Rosewood stared as Cassidy stood, stowing his kit. Then the big man nodded and keyed his comms. ‘On our way, Three. Gonna double-time it and we all leave here together.’
The two left at pace, and only when they were in the dimmer, more twisting corridors where progress had to be steadier did Rosewood speak.
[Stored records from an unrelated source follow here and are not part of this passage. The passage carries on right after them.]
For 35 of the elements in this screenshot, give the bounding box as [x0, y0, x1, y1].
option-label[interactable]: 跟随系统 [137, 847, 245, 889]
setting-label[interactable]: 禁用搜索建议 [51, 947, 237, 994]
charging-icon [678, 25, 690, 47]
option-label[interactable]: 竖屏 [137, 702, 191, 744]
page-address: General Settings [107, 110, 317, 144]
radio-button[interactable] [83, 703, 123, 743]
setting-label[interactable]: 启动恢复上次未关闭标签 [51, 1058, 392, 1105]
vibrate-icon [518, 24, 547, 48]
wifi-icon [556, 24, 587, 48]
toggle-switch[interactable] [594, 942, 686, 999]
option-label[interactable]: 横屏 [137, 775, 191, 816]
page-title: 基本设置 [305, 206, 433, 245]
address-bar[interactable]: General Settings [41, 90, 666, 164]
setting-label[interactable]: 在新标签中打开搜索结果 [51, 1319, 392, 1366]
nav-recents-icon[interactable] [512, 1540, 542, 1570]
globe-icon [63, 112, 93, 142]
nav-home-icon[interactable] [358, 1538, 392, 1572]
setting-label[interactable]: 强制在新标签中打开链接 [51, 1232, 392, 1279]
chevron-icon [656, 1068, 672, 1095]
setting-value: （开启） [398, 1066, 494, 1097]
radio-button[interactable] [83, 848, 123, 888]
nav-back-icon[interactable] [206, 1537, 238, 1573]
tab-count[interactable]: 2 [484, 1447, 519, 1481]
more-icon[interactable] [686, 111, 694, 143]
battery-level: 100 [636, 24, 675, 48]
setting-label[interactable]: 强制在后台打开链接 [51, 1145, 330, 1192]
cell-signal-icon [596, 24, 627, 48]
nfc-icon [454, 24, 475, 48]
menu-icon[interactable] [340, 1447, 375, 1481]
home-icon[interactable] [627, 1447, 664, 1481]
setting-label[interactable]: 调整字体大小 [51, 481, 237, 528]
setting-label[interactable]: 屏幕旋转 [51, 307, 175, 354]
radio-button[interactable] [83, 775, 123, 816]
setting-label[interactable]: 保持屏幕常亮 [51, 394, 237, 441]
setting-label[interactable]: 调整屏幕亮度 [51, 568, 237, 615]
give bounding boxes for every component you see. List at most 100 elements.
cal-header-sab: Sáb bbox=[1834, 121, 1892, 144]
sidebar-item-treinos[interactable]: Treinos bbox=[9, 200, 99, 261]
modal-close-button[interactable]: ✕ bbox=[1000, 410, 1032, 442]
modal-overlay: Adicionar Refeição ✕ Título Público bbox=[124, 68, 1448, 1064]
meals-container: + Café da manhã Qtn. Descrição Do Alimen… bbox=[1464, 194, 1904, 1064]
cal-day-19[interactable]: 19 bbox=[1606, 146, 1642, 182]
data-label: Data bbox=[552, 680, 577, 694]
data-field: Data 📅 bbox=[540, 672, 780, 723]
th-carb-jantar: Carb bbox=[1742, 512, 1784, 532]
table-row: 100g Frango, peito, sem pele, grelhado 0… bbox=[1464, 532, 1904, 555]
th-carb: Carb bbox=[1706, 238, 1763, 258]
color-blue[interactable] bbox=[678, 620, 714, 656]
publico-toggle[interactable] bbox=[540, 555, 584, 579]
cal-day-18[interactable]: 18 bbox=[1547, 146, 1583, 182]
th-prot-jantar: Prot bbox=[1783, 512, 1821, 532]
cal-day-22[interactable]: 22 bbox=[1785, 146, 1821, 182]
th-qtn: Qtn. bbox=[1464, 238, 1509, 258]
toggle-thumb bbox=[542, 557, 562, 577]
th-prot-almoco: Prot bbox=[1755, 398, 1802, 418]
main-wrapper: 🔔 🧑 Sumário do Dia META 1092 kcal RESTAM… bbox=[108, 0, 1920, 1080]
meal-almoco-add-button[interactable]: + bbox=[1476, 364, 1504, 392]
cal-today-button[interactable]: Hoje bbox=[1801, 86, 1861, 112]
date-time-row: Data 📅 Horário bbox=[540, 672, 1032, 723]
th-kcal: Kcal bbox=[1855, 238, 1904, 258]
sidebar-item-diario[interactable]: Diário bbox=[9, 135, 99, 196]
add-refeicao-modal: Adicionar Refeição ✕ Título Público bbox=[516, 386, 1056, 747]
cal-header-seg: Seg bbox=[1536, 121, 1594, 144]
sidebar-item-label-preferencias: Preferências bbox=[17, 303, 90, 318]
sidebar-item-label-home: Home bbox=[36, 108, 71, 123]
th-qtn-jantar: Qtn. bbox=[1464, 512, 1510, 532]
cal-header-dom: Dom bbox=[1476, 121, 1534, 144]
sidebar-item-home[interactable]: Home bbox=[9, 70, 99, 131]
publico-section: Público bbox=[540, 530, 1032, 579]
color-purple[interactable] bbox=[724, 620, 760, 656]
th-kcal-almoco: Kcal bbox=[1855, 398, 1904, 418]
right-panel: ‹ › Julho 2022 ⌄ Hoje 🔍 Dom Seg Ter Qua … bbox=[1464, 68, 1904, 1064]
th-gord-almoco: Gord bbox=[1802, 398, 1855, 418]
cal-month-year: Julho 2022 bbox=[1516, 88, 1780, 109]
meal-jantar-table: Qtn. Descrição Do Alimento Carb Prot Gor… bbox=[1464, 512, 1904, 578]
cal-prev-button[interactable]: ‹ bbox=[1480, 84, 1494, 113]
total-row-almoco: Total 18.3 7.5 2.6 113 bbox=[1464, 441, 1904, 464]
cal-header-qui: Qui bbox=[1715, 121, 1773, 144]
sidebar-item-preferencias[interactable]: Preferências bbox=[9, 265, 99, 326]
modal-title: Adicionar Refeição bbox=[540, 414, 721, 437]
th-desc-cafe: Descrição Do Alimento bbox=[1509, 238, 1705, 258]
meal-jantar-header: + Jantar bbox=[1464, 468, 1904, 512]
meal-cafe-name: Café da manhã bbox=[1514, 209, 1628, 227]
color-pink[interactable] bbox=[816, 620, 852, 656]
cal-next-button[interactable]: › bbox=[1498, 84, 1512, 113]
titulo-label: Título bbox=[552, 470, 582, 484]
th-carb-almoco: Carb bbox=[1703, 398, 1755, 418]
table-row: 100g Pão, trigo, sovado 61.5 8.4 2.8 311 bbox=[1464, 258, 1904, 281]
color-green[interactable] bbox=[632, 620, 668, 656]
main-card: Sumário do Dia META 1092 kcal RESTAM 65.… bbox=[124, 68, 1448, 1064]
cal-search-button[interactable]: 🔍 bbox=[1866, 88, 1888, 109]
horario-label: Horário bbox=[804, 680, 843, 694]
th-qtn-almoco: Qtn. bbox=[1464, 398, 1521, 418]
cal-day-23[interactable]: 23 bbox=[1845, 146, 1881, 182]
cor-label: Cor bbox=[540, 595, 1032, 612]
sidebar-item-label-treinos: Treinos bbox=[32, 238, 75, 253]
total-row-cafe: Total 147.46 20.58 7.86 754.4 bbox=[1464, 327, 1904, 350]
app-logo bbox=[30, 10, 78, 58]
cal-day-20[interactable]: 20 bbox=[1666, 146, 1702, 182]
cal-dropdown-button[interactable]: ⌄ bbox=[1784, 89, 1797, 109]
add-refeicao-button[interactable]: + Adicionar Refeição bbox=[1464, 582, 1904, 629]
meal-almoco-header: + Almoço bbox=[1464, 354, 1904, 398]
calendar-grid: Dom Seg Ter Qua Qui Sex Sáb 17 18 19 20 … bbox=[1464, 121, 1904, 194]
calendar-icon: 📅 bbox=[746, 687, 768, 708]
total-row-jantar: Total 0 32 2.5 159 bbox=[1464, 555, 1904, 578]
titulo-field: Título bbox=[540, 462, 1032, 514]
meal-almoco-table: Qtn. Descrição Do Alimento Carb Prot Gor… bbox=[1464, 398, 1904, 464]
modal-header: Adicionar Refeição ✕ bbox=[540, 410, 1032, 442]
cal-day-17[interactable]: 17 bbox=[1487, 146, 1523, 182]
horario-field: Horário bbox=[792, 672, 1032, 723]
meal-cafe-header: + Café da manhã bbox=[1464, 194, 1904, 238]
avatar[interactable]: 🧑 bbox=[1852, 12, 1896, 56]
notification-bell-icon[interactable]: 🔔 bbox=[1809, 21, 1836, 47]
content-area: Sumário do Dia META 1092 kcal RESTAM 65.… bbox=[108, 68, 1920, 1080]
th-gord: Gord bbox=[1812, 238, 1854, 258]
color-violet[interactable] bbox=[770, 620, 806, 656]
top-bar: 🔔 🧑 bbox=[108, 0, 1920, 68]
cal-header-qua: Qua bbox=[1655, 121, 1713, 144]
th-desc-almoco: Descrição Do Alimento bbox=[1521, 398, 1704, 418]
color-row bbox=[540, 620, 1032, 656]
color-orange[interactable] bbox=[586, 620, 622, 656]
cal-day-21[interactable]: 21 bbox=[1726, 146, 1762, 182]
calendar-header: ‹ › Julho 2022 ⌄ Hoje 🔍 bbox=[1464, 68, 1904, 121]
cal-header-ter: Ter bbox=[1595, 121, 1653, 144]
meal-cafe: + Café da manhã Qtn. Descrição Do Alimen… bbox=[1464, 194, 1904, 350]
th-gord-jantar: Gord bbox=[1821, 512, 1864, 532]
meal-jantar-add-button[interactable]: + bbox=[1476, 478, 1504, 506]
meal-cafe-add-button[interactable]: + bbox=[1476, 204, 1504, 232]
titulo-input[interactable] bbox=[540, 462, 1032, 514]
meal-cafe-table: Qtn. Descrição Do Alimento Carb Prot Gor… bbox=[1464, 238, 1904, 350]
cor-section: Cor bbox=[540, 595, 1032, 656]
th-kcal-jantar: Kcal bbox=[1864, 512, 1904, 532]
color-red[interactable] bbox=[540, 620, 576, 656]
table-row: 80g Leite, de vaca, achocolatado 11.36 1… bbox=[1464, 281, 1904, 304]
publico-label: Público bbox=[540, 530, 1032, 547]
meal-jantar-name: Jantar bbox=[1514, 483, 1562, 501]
‘They might find him. Save him,’ he pointed out.
‘Probably won’t,’ said Cassidy simply. ‘And if so. So what? He’s just one more officer. He was right. They got more where he came from.’
‘You could have shot him. If things go bad on the extraction and you’ve used up a hypo…’
‘I meant what I said.’ Cassidy’s voice was sharper, now. ‘Didn’t do it to be kind. Did it because looking at these people, looking at what they prize, what they want? The only thing worse than me giving him an end of gentle mercy will be if he survives it because of our help. Let him go to either his gods or superiors with that on his soul.’
Rosewood gritted his teeth. ‘What makes you so damn sure?’
Cassidy stopped at a hatch. Observed it thoughtfully. And when he kicked it open, the bright light of the moon of Threshold shone in with blazing warmth and absolution.
‘Because,’ Cassidy said thoughtfully, ‘I’m an anthropologist.’ And he stepped out into the light.